Number of inmates awaiting trial soars by 70% in Kano

The Nigerian Correctional Service (NCoS), Kano state command, Monday said 70 per cent of inmates are awaiting trial across the custodial centres in the statecommand, SC Musbahu Lawan, stated this while addressing newsmen at the state headquarters in Kano.

He said overcrowding was a challenge to the smooth operation of the NCoS in the state, as the number of awaiting trial inmates had tripled that of convicted inmates in the state.

“Statistics show that only 30 per cent of inmates are convicted in the correctional service, while inmates awaiting trial constitute 70 per cent of the total number of inmates in the state.

“Most of the inmates awaiting trial have stayed in custody with their cases yet to be determined by the courts.

“Our laws give us the power to transfer convicted inmates to any facility in the country, so, if the inmates awaiting trial are eventually convicted, there won’t be congestion,” Lawan said.

He noted that convicted inmates were easier to manage as they were mandated to engage in the various reformatory programmes, an opportunity which awaiting trial persons might not have.

“Most of the convicted inmates also benefit from the educational programmes in the custodial centres.

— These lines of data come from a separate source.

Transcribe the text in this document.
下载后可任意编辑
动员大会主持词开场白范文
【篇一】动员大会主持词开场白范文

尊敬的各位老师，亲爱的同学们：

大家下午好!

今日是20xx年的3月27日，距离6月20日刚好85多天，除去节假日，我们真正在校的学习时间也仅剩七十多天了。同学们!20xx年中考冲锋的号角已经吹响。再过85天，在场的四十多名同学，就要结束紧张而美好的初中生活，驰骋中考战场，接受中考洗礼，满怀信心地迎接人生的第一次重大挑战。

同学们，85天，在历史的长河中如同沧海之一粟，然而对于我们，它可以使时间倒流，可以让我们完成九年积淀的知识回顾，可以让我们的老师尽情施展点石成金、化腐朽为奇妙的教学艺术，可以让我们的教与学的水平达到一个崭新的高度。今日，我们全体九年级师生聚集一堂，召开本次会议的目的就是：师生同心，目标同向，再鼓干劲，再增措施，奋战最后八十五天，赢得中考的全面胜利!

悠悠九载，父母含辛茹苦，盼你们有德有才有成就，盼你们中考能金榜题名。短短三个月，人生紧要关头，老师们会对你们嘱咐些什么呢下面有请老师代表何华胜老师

“In Kano, 38 convicted inmates sat for and passed the NECO, SSCE and they are now seeking for admission at the National Open University of Nigeria (NOUN).

“Due to increased interest of the inmates to study, the service is working with NOUN to establish more study centres in the custodial centres in the state,” Lawan said.

He said one of the challenges was lack of study facilities like computers and study materials.

Lawan said the federal government had introduced the non-custodial measures like parole, community service and probation among others, to address the overcrowding conundrum in custodial centres.

He commended some judges for complementing the federal government’s effort by making maximum use of non custodial sentencing.

“NCoS will continue to pursue its mandate of keeping safe and humane custody of the legally interned, while protecting the society safer by reforming rehabilitating and reintegrating offenders,” Lawan said.